Lia : Tu as toujours accepté le temps qui passe, l’âge ne te fait pas peur, tu as accepté les cheveux blancs, les rides d’expressions et les rides de l’âge sans sourciller. 

Claudia : Le temps qui passe ne m’impressionne pas. J’aime les saisons et ce qu’elles présentent comme métamorphoses…

Lia : En parlant de métamorphose, il y a quelques années, pendant le deuil, tu te sentais comme une chenille. Et aujourd’hui ? 

Claudia : Parfois comme un papillon, parfois encore comme une chenille. 

Lia : Il y a pile un an, Maroussia t’avait contactée pour participer à la performance « Dance for Joy » à la fondation Ricard. Ça faisait des années que tu n’avais pas dansé face à un public. 
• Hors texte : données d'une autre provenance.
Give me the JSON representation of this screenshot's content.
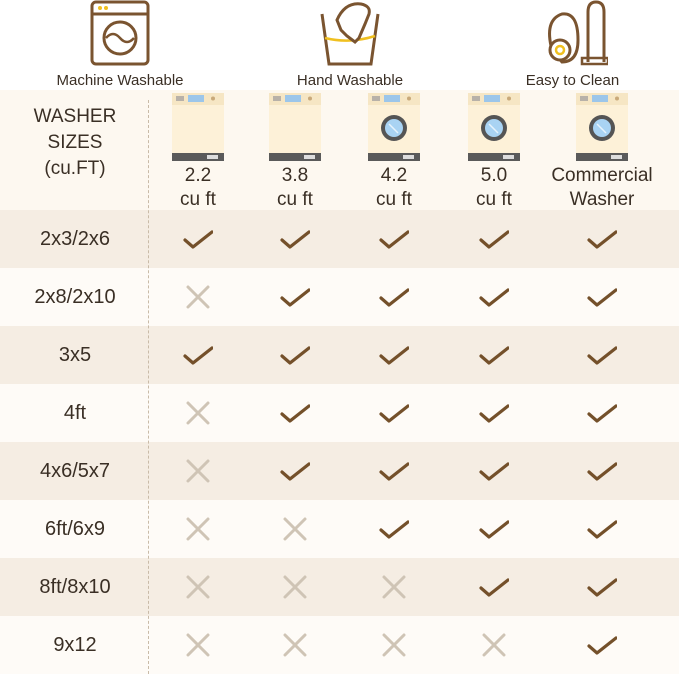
{
  "features": [
    {
      "label": "Machine Washable",
      "icon": "washing-machine-icon"
    },
    {
      "label": "Hand Washable",
      "icon": "hand-wash-icon"
    },
    {
      "label": "Easy to Clean",
      "icon": "vacuum-cleaner-icon"
    }
  ],
  "table": {
    "corner_label": [
      "WASHER",
      "SIZES",
      "(cu.FT)"
    ],
    "columns": [
      {
        "line1": "2.2",
        "line2": "cu ft",
        "icon": "top-load-washer-icon"
      },
      {
        "line1": "3.8",
        "line2": "cu ft",
        "icon": "top-load-washer-icon"
      },
      {
        "line1": "4.2",
        "line2": "cu ft",
        "icon": "front-load-washer-icon"
      },
      {
        "line1": "5.0",
        "line2": "cu ft",
        "icon": "front-load-washer-icon"
      },
      {
        "line1": "Commercial",
        "line2": "Washer",
        "icon": "front-load-washer-icon"
      }
    ],
    "rows": [
      {
        "size": "2x3/2x6",
        "fits": [
          true,
          true,
          true,
          true,
          true
        ]
      },
      {
        "size": "2x8/2x10",
        "fits": [
          false,
          true,
          true,
          true,
          true
        ]
      },
      {
        "size": "3x5",
        "fits": [
          true,
          true,
          true,
          true,
          true
        ]
      },
      {
        "size": "4ft",
        "fits": [
          false,
          true,
          true,
          true,
          true
        ]
      },
      {
        "size": "4x6/5x7",
        "fits": [
          false,
          true,
          true,
          true,
          true
        ]
      },
      {
        "size": "6ft/6x9",
        "fits": [
          false,
          false,
          true,
          true,
          true
        ]
      },
      {
        "size": "8ft/8x10",
        "fits": [
          false,
          false,
          false,
          true,
          true
        ]
      },
      {
        "size": "9x12",
        "fits": [
          false,
          false,
          false,
          false,
          true
        ]
      }
    ]
  },
  "colors": {
    "check": "#74502a",
    "cross": "#cfc4b5",
    "icon": "#7a5430",
    "accent": "#f0c020",
    "row_alt": "#f5ede3",
    "row": "#fefbf7"
  }
}
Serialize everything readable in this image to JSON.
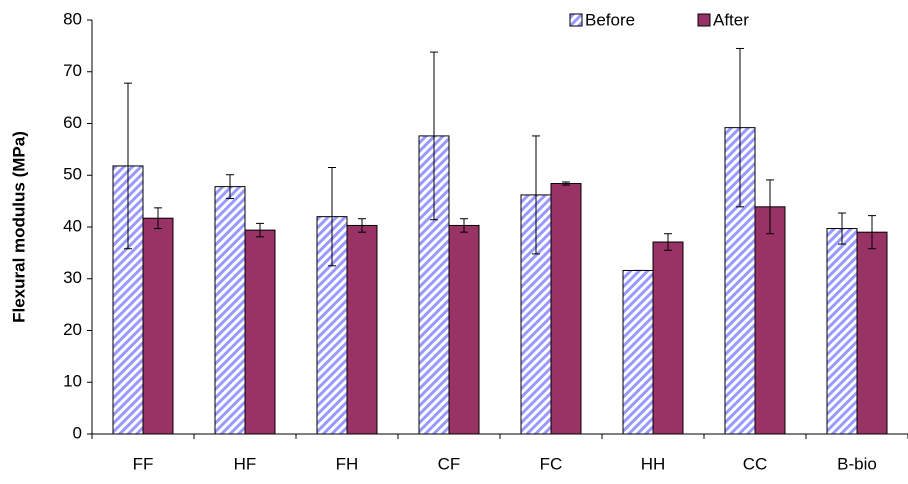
{
  "chart_data": {
    "type": "bar",
    "y_label": "Flexural modulus (MPa)",
    "categories": [
      "FF",
      "HF",
      "FH",
      "CF",
      "FC",
      "HH",
      "CC",
      "B-bio"
    ],
    "series": [
      {
        "name": "Before",
        "color": "#9999ff",
        "values": [
          51.8,
          47.8,
          42,
          57.6,
          46.2,
          31.6,
          59.2,
          39.7
        ],
        "errors": [
          16,
          2.3,
          9.5,
          16.2,
          11.4,
          0,
          15.3,
          3
        ]
      },
      {
        "name": "After",
        "color": "#993366",
        "values": [
          41.7,
          39.4,
          40.3,
          40.3,
          48.4,
          37.1,
          43.9,
          39
        ],
        "errors": [
          2,
          1.3,
          1.3,
          1.3,
          0.3,
          1.6,
          5.2,
          3.2
        ]
      }
    ],
    "ylim": [
      0,
      80
    ],
    "yticks": [
      0,
      10,
      20,
      30,
      40,
      50,
      60,
      70,
      80
    ],
    "grid": false,
    "legend": "top-right"
  }
}
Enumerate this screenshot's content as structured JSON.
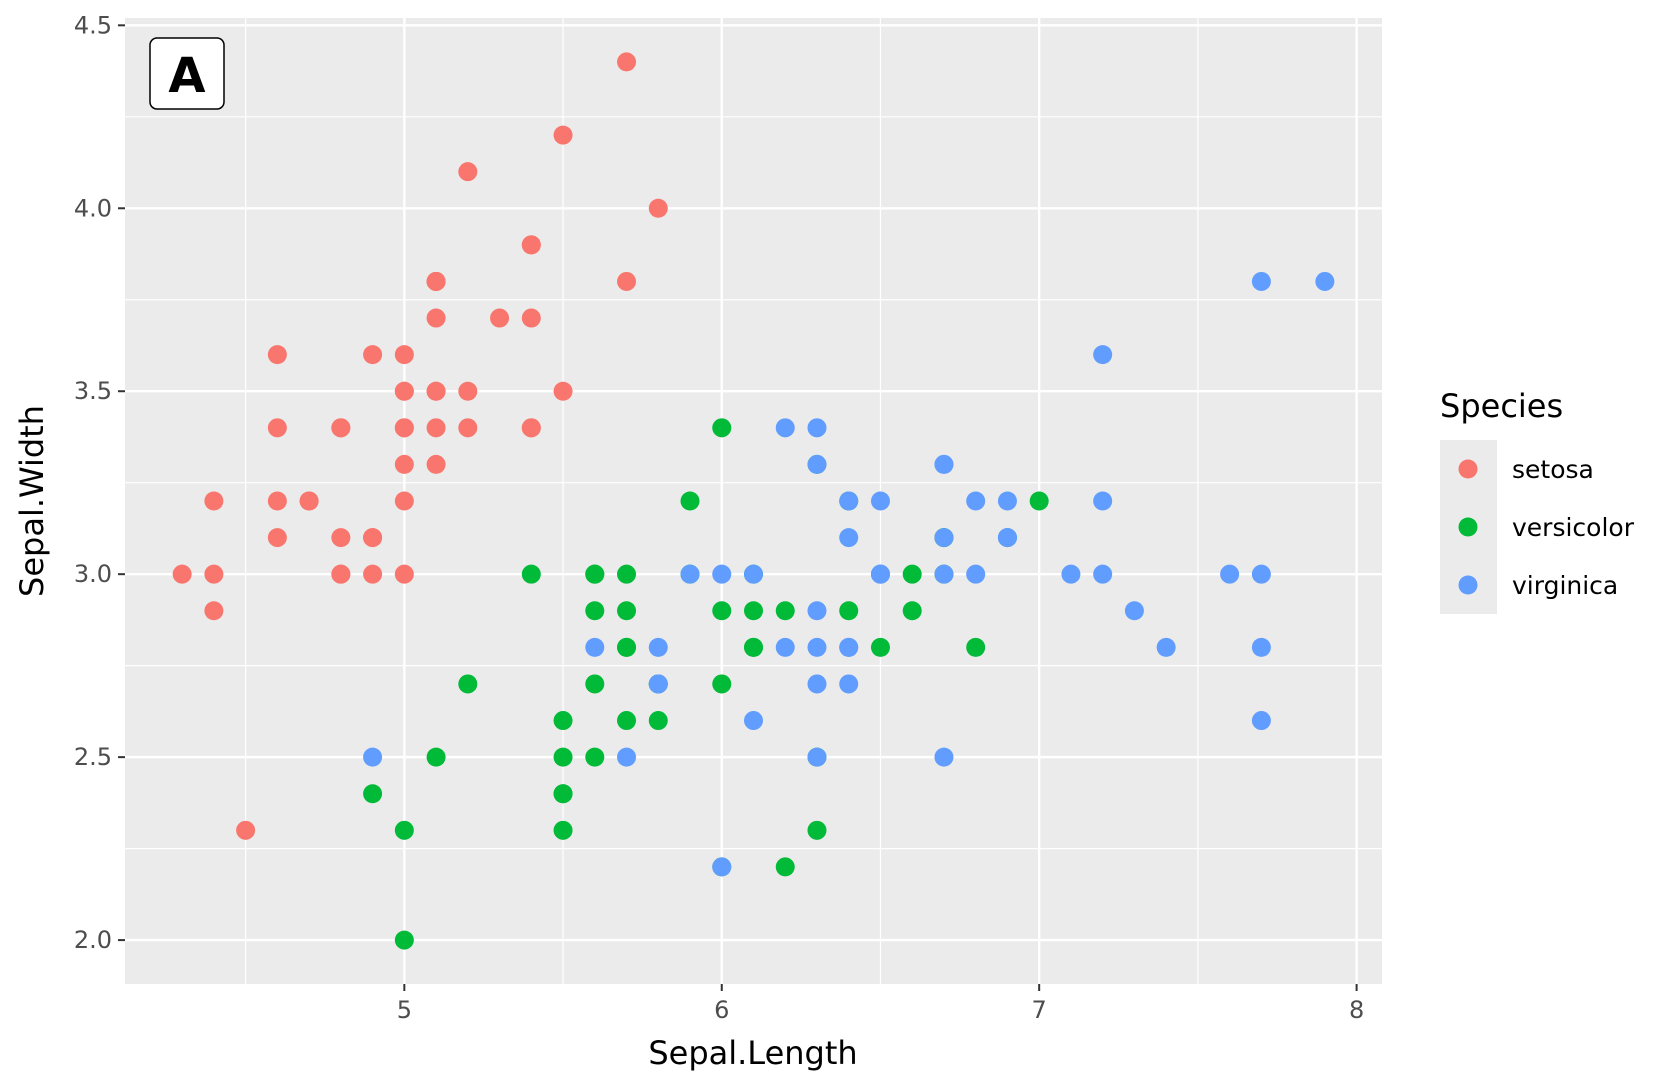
{
  "chart_data": {
    "type": "scatter",
    "tag": "A",
    "xlabel": "Sepal.Length",
    "ylabel": "Sepal.Width",
    "xlim": [
      4.12,
      8.08
    ],
    "ylim": [
      1.88,
      4.52
    ],
    "x_ticks": [
      5,
      6,
      7,
      8
    ],
    "y_ticks": [
      2.0,
      2.5,
      3.0,
      3.5,
      4.0,
      4.5
    ],
    "x_tick_labels": [
      "5",
      "6",
      "7",
      "8"
    ],
    "y_tick_labels": [
      "2.0",
      "2.5",
      "3.0",
      "3.5",
      "4.0",
      "4.5"
    ],
    "grid": true,
    "legend": {
      "title": "Species",
      "placement": "right"
    },
    "series": [
      {
        "name": "setosa",
        "color": "#F8766D",
        "points": [
          [
            5.1,
            3.5
          ],
          [
            4.9,
            3.0
          ],
          [
            4.7,
            3.2
          ],
          [
            4.6,
            3.1
          ],
          [
            5.0,
            3.6
          ],
          [
            5.4,
            3.9
          ],
          [
            4.6,
            3.4
          ],
          [
            5.0,
            3.4
          ],
          [
            4.4,
            2.9
          ],
          [
            4.9,
            3.1
          ],
          [
            5.4,
            3.7
          ],
          [
            4.8,
            3.4
          ],
          [
            4.8,
            3.0
          ],
          [
            4.3,
            3.0
          ],
          [
            5.8,
            4.0
          ],
          [
            5.7,
            4.4
          ],
          [
            5.4,
            3.9
          ],
          [
            5.1,
            3.5
          ],
          [
            5.7,
            3.8
          ],
          [
            5.1,
            3.8
          ],
          [
            5.4,
            3.4
          ],
          [
            5.1,
            3.7
          ],
          [
            4.6,
            3.6
          ],
          [
            5.1,
            3.3
          ],
          [
            4.8,
            3.4
          ],
          [
            5.0,
            3.0
          ],
          [
            5.0,
            3.4
          ],
          [
            5.2,
            3.5
          ],
          [
            5.2,
            3.4
          ],
          [
            4.7,
            3.2
          ],
          [
            4.8,
            3.1
          ],
          [
            5.4,
            3.4
          ],
          [
            5.2,
            4.1
          ],
          [
            5.5,
            4.2
          ],
          [
            4.9,
            3.1
          ],
          [
            5.0,
            3.2
          ],
          [
            5.5,
            3.5
          ],
          [
            4.9,
            3.6
          ],
          [
            4.4,
            3.0
          ],
          [
            5.1,
            3.4
          ],
          [
            5.0,
            3.5
          ],
          [
            4.5,
            2.3
          ],
          [
            4.4,
            3.2
          ],
          [
            5.0,
            3.5
          ],
          [
            5.1,
            3.8
          ],
          [
            4.8,
            3.0
          ],
          [
            5.1,
            3.8
          ],
          [
            4.6,
            3.2
          ],
          [
            5.3,
            3.7
          ],
          [
            5.0,
            3.3
          ]
        ]
      },
      {
        "name": "versicolor",
        "color": "#00BA38",
        "points": [
          [
            7.0,
            3.2
          ],
          [
            6.4,
            3.2
          ],
          [
            6.9,
            3.1
          ],
          [
            5.5,
            2.3
          ],
          [
            6.5,
            2.8
          ],
          [
            5.7,
            2.8
          ],
          [
            6.3,
            3.3
          ],
          [
            4.9,
            2.4
          ],
          [
            6.6,
            2.9
          ],
          [
            5.2,
            2.7
          ],
          [
            5.0,
            2.0
          ],
          [
            5.9,
            3.0
          ],
          [
            6.0,
            2.2
          ],
          [
            6.1,
            2.9
          ],
          [
            5.6,
            2.9
          ],
          [
            6.7,
            3.1
          ],
          [
            5.6,
            3.0
          ],
          [
            5.8,
            2.7
          ],
          [
            6.2,
            2.2
          ],
          [
            5.6,
            2.5
          ],
          [
            5.9,
            3.2
          ],
          [
            6.1,
            2.8
          ],
          [
            6.3,
            2.5
          ],
          [
            6.1,
            2.8
          ],
          [
            6.4,
            2.9
          ],
          [
            6.6,
            3.0
          ],
          [
            6.8,
            2.8
          ],
          [
            6.7,
            3.0
          ],
          [
            6.0,
            2.9
          ],
          [
            5.7,
            2.6
          ],
          [
            5.5,
            2.4
          ],
          [
            5.5,
            2.4
          ],
          [
            5.8,
            2.7
          ],
          [
            6.0,
            2.7
          ],
          [
            5.4,
            3.0
          ],
          [
            6.0,
            3.4
          ],
          [
            6.7,
            3.1
          ],
          [
            6.3,
            2.3
          ],
          [
            5.6,
            3.0
          ],
          [
            5.5,
            2.5
          ],
          [
            5.5,
            2.6
          ],
          [
            6.1,
            3.0
          ],
          [
            5.8,
            2.6
          ],
          [
            5.0,
            2.3
          ],
          [
            5.6,
            2.7
          ],
          [
            5.7,
            3.0
          ],
          [
            5.7,
            2.9
          ],
          [
            6.2,
            2.9
          ],
          [
            5.1,
            2.5
          ],
          [
            5.7,
            2.8
          ]
        ]
      },
      {
        "name": "virginica",
        "color": "#619CFF",
        "points": [
          [
            6.3,
            3.3
          ],
          [
            5.8,
            2.7
          ],
          [
            7.1,
            3.0
          ],
          [
            6.3,
            2.9
          ],
          [
            6.5,
            3.0
          ],
          [
            7.6,
            3.0
          ],
          [
            4.9,
            2.5
          ],
          [
            7.3,
            2.9
          ],
          [
            6.7,
            2.5
          ],
          [
            7.2,
            3.6
          ],
          [
            6.5,
            3.2
          ],
          [
            6.4,
            2.7
          ],
          [
            6.8,
            3.0
          ],
          [
            5.7,
            2.5
          ],
          [
            5.8,
            2.8
          ],
          [
            6.4,
            3.2
          ],
          [
            6.5,
            3.0
          ],
          [
            7.7,
            3.8
          ],
          [
            7.7,
            2.6
          ],
          [
            6.0,
            2.2
          ],
          [
            6.9,
            3.2
          ],
          [
            5.6,
            2.8
          ],
          [
            7.7,
            2.8
          ],
          [
            6.3,
            2.7
          ],
          [
            6.7,
            3.3
          ],
          [
            7.2,
            3.2
          ],
          [
            6.2,
            2.8
          ],
          [
            6.1,
            3.0
          ],
          [
            6.4,
            2.8
          ],
          [
            7.2,
            3.0
          ],
          [
            7.4,
            2.8
          ],
          [
            7.9,
            3.8
          ],
          [
            6.4,
            2.8
          ],
          [
            6.3,
            2.8
          ],
          [
            6.1,
            2.6
          ],
          [
            7.7,
            3.0
          ],
          [
            6.3,
            3.4
          ],
          [
            6.4,
            3.1
          ],
          [
            6.0,
            3.0
          ],
          [
            6.9,
            3.1
          ],
          [
            6.7,
            3.1
          ],
          [
            6.9,
            3.1
          ],
          [
            5.8,
            2.7
          ],
          [
            6.8,
            3.2
          ],
          [
            6.7,
            3.3
          ],
          [
            6.7,
            3.0
          ],
          [
            6.3,
            2.5
          ],
          [
            6.5,
            3.0
          ],
          [
            6.2,
            3.4
          ],
          [
            5.9,
            3.0
          ]
        ]
      }
    ]
  }
}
Claudia : Oui, elle m’a sorti de ma zone de confort, elle m’a permise de franchir un nouveau cap. Évidemment, j’avais une appréhension quand elle m’avait contacté, mais très vite, je me suis sentie à l’aise, ça m’a fait du bien de rencontrer toutes ces personnes libres d’être ce qu’elles sont. Je reviens à l’idée du cirque et du clownesque, c’était sans trop de sérieux. Les répétitions étaient pleines de joie et la performance devant le public tout autant.

Lia : Une joie contagieuse, toutes les personnes du public vibraient et souriaient. On peut dire que Maroussia a ouvert une nouvelle porte, depuis, tu as été sollicité pour des shootings de mode, notamment pour Cortana, Dry ou encore avec l’IFM… 

Claudia : Les propositions arrivent sans que je ne cherche quoique ce soit. J’ai toujours une appréhension mais à chaque fois, je rencontre des êtres incroyables avec qui les énergies circulent.